# expanding binomials

• May 11th 2008, 01:52 PM
Nick87
expanding binomials
Promise no more questions today! ^_^

The reason I'm stuck on these is because I've completely forgotten what im doing, after returning to these from months ago.

I need to:

1) Express $x^2 - 8x + 15$ in the form $(x + a )^2 + b$ where "a" and "b" are the numbers to be found.

This is what I've got thus far:

$y = x^2 - 8x + 15$

$= (x - 4 )^2 - (4)^2 + 15 = 0$

$(x - 4)^2 - 16 + 15$

Then I need to plot for the original equation. Not alot (Thinking)

2) Expand the following using Pascal's Triangle

$(2 + x)^3$

I could manage the $(x+1)^n$ expansion but not sure how to go about this one.

Thanks
• May 11th 2008, 01:59 PM
Moo
Hello,

Quote:

Originally Posted by Nick87
Promise no more questions today! ^_^

The reason I'm stuck on these is because I've completely forgotten what im doing, after returning to these from months ago.

I need to:

1) Express $x^2 - 8x + 15$ in the form $(x + a )^2 + b$ where "a" and "b" are the numbers to be found.

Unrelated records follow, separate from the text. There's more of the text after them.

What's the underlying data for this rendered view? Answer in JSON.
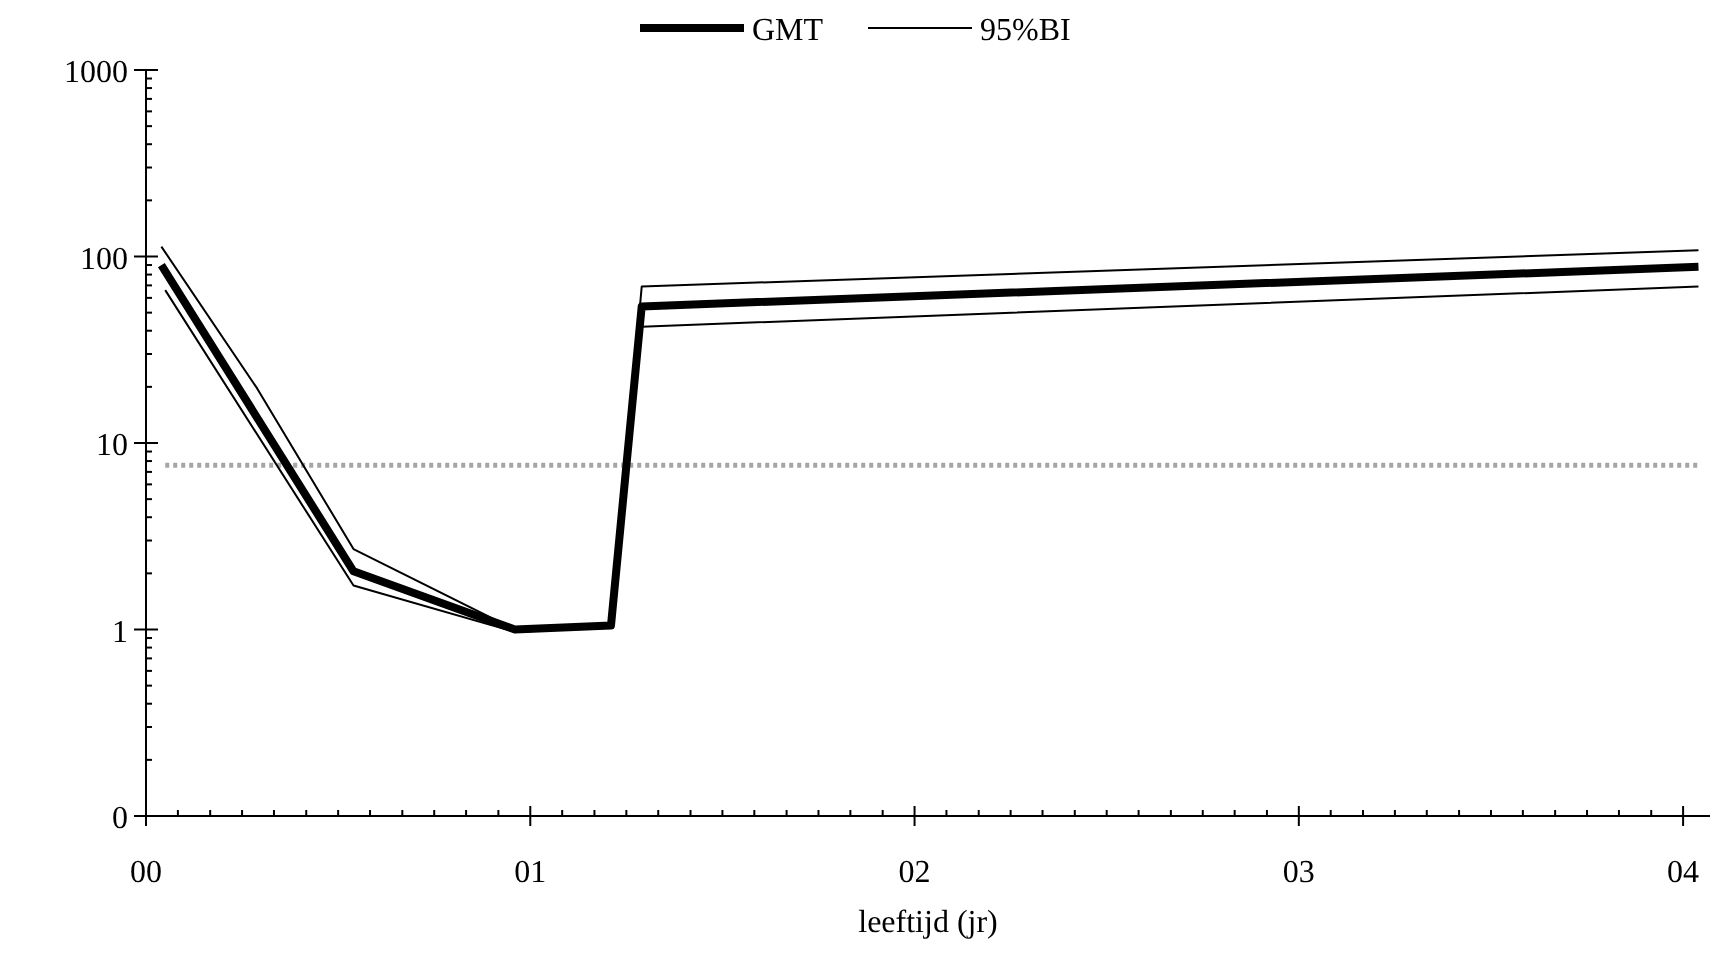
{
  "chart_data": {
    "type": "line",
    "xlabel": "leeftijd (jr)",
    "log": "y",
    "legend": "top",
    "grid": false,
    "marker": "none",
    "line_style": "solid",
    "xlim": [
      0,
      4.07
    ],
    "ylim": [
      0.1,
      1000
    ],
    "xticks": [
      {
        "value": 0,
        "label": "00"
      },
      {
        "value": 0.083,
        "label": null
      },
      {
        "value": 0.167,
        "label": null
      },
      {
        "value": 0.25,
        "label": null
      },
      {
        "value": 0.333,
        "label": null
      },
      {
        "value": 0.417,
        "label": null
      },
      {
        "value": 0.5,
        "label": null
      },
      {
        "value": 0.583,
        "label": null
      },
      {
        "value": 0.667,
        "label": null
      },
      {
        "value": 0.75,
        "label": null
      },
      {
        "value": 0.833,
        "label": null
      },
      {
        "value": 0.917,
        "label": null
      },
      {
        "value": 1,
        "label": "01"
      },
      {
        "value": 1.083,
        "label": null
      },
      {
        "value": 1.167,
        "label": null
      },
      {
        "value": 1.25,
        "label": null
      },
      {
        "value": 1.333,
        "label": null
      },
      {
        "value": 1.417,
        "label": null
      },
      {
        "value": 1.5,
        "label": null
      },
      {
        "value": 1.583,
        "label": null
      },
      {
        "value": 1.667,
        "label": null
      },
      {
        "value": 1.75,
        "label": null
      },
      {
        "value": 1.833,
        "label": null
      },
      {
        "value": 1.917,
        "label": null
      },
      {
        "value": 2,
        "label": "02"
      },
      {
        "value": 2.083,
        "label": null
      },
      {
        "value": 2.167,
        "label": null
      },
      {
        "value": 2.25,
        "label": null
      },
      {
        "value": 2.333,
        "label": null
      },
      {
        "value": 2.417,
        "label": null
      },
      {
        "value": 2.5,
        "label": null
      },
      {
        "value": 2.583,
        "label": null
      },
      {
        "value": 2.667,
        "label": null
      },
      {
        "value": 2.75,
        "label": null
      },
      {
        "value": 2.833,
        "label": null
      },
      {
        "value": 2.917,
        "label": null
      },
      {
        "value": 3,
        "label": "03"
      },
      {
        "value": 3.083,
        "label": null
      },
      {
        "value": 3.167,
        "label": null
      },
      {
        "value": 3.25,
        "label": null
      },
      {
        "value": 3.333,
        "label": null
      },
      {
        "value": 3.417,
        "label": null
      },
      {
        "value": 3.5,
        "label": null
      },
      {
        "value": 3.583,
        "label": null
      },
      {
        "value": 3.667,
        "label": null
      },
      {
        "value": 3.75,
        "label": null
      },
      {
        "value": 3.833,
        "label": null
      },
      {
        "value": 3.917,
        "label": null
      },
      {
        "value": 4,
        "label": "04"
      }
    ],
    "yticks": [
      {
        "value": 0.1,
        "label": "0"
      },
      {
        "value": 0.2,
        "label": null
      },
      {
        "value": 0.3,
        "label": null
      },
      {
        "value": 0.4,
        "label": null
      },
      {
        "value": 0.5,
        "label": null
      },
      {
        "value": 0.6,
        "label": null
      },
      {
        "value": 0.7,
        "label": null
      },
      {
        "value": 0.8,
        "label": null
      },
      {
        "value": 0.9,
        "label": null
      },
      1,
      {
        "value": 2,
        "label": null
      },
      {
        "value": 3,
        "label": null
      },
      {
        "value": 4,
        "label": null
      },
      {
        "value": 5,
        "label": null
      },
      {
        "value": 6,
        "label": null
      },
      {
        "value": 7,
        "label": null
      },
      {
        "value": 8,
        "label": null
      },
      {
        "value": 9,
        "label": null
      },
      10,
      {
        "value": 20,
        "label": null
      },
      {
        "value": 30,
        "label": null
      },
      {
        "value": 40,
        "label": null
      },
      {
        "value": 50,
        "label": null
      },
      {
        "value": 60,
        "label": null
      },
      {
        "value": 70,
        "label": null
      },
      {
        "value": 80,
        "label": null
      },
      {
        "value": 90,
        "label": null
      },
      100,
      {
        "value": 200,
        "label": null
      },
      {
        "value": 300,
        "label": null
      },
      {
        "value": 400,
        "label": null
      },
      {
        "value": 500,
        "label": null
      },
      {
        "value": 600,
        "label": null
      },
      {
        "value": 700,
        "label": null
      },
      {
        "value": 800,
        "label": null
      },
      {
        "value": 900,
        "label": null
      },
      1000
    ],
    "series": [
      {
        "name": "GMT",
        "color": "#000000",
        "x": [
          0.04,
          0.54,
          0.96,
          1.21,
          1.29,
          4.04
        ],
        "values": [
          90,
          2.05,
          1.0,
          1.05,
          54,
          88
        ]
      },
      {
        "name": "95%BI",
        "color": "#000000",
        "x": [
          0.04,
          0.29,
          0.54,
          0.96,
          1.21,
          1.29,
          4.04
        ],
        "values": [
          113,
          19.5,
          2.7,
          1.0,
          1.05,
          69,
          108
        ]
      },
      {
        "color": "#000000",
        "x": [
          0.05,
          0.54,
          0.96,
          1.21,
          1.29,
          4.04
        ],
        "values": [
          66,
          1.72,
          0.97,
          1.03,
          42,
          69
        ]
      }
    ],
    "ref_lines": [
      {
        "axis": "y",
        "value": 7.6,
        "color": "#a6a6a6",
        "line_style": "dotted"
      }
    ]
  }
}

This is what I've got thus far:

$y = x^2 - 8x + 15$

$= (x - 4 )^2 - (4)^2 + 15 = 0$

$(x - 4)^2 - 16 + 15$

Then I need to plot for the original equation. Not alot (Thinking)

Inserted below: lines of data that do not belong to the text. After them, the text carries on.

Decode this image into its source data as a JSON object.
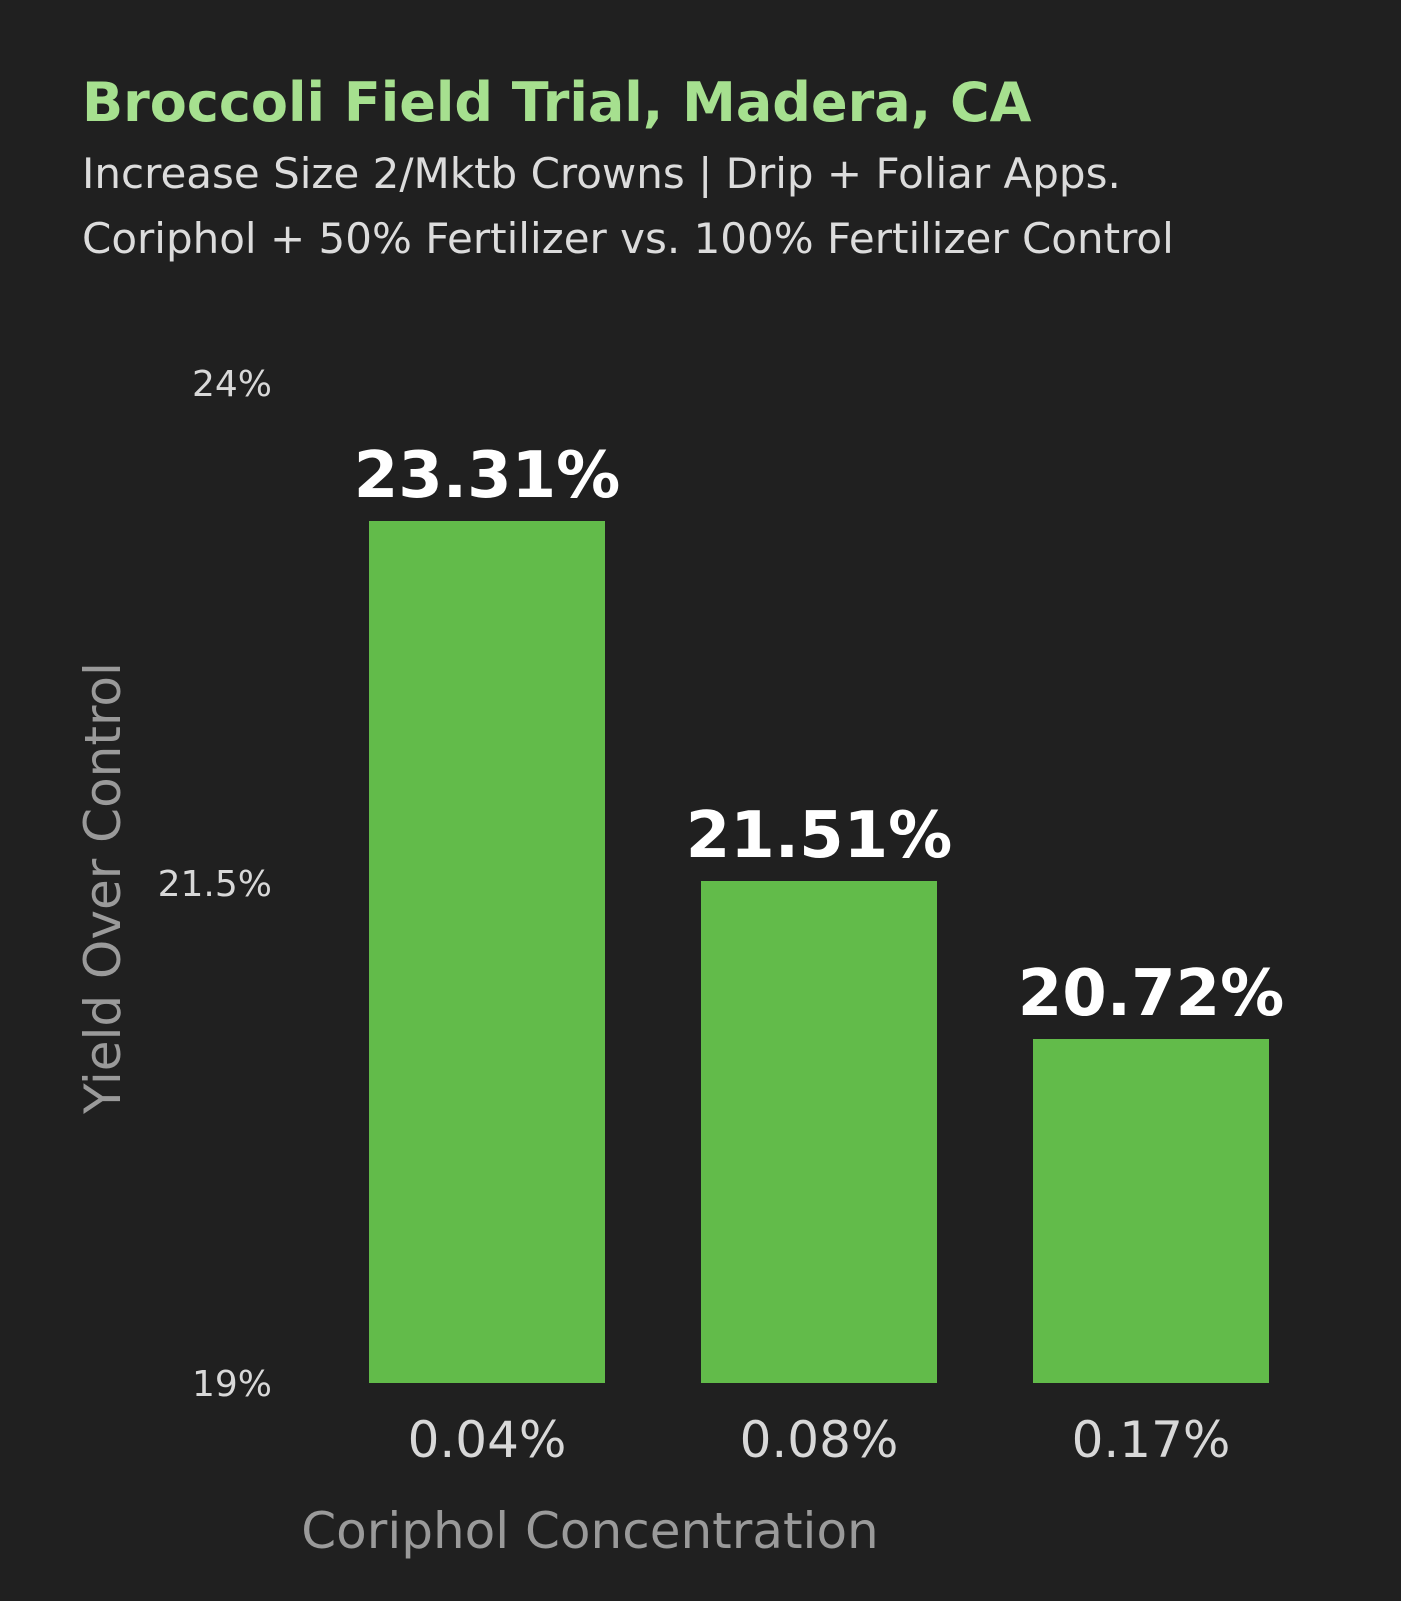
{
  "chart_data": {
    "type": "bar",
    "title": "Broccoli Field Trial, Madera, CA",
    "subtitle_lines": [
      "Increase Size 2/Mktb Crowns | Drip + Foliar Apps.",
      "Coriphol + 50% Fertilizer vs. 100% Fertilizer Control"
    ],
    "xlabel": "Coriphol Concentration",
    "ylabel": "Yield Over Control",
    "categories": [
      "0.04%",
      "0.08%",
      "0.17%"
    ],
    "values": [
      23.31,
      21.51,
      20.72
    ],
    "value_labels": [
      "23.31%",
      "21.51%",
      "20.72%"
    ],
    "ylim": [
      19,
      24
    ],
    "yticks": [
      {
        "value": 19,
        "label": "19%"
      },
      {
        "value": 21.5,
        "label": "21.5%"
      },
      {
        "value": 24,
        "label": "24%"
      }
    ],
    "grid": false,
    "colors": {
      "background": "#202020",
      "bar": "#62bb4a",
      "title": "#a6e08f",
      "subtitle": "#dcdcdc",
      "tick": "#d8d8d8",
      "value_label": "#ffffff",
      "axis_title": "#9a9a9a",
      "category": "#d8d8d8"
    }
  }
}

Sorry if I misunderstood what you've said, but you got it :D

Quote:

2) Expand the following using Pascal's Triangle

$(2 + x)^3$

I could manage the $(x+1)^n$ expansion but not sure how to go about this one.

Thanks
So you know the formula for $(x+1)^n$

It's the same for $(2+x)^3$

$=C(3,0) 2^0 x^3+C(3,1)2^1 x^2+C(3,2) 2^2 x^1+C(3,3) 2^3 x^0$

Where $C(n,p)={p \choose n}$
• May 11th 2008, 02:07 PM
Nick87
So for the first one $a=4$ and $b=-16$?

It says to use my answer to sketch the graph of $y = x^2 - 8x + 15$ so what does that mean? Can't I just draw the graph like usual?
• May 11th 2008, 02:11 PM
Moo
Quote:

Originally Posted by Nick87
So for the first one $a=4$ and $b=-16$?

It says to use my answer to sketch the graph of $y = x^2 - 8x + 15$ so what does that mean? Can't I just draw the graph like usual?

Erm...

$y=(x-4)^2-16+15=(x-4)^2-1$

--> $a=-4$ and $b=-1$ (Wink)

To graph the thing, represent yourself :

- you know how to graph y=x²
- imagine that if you add a certain number to x, it's like translating to the right or the left the graph
- adding a constant (here, b) is like increasing or decreasing the curve, that is to say "go up or go down", because you add b to the ordinate of each point
• May 11th 2008, 02:18 PM
Nick87
Quote:

Originally Posted by Moo
Erm...

$y=(x-4)^2-16+15=(x-4)^2-1$

--> $a=-4$ and $b=-1$ (Wink)

*Slaps self* of course its -1!

So what I need to do now is plot the orignal graph but with the translation ${a \choose b}$?
• May 11th 2008, 02:23 PM
Moo
Quote:

Originally Posted by Nick87
*Slaps self* of course its -1!

So what I need to do now is plot the orignal graph but with the translation ${a \choose b}$?

Yep !
I have an hesitation, perhaps it's -a. Check on the graph which one it is :D
• May 11th 2008, 02:24 PM
Nick87
Thank you so much for all your help!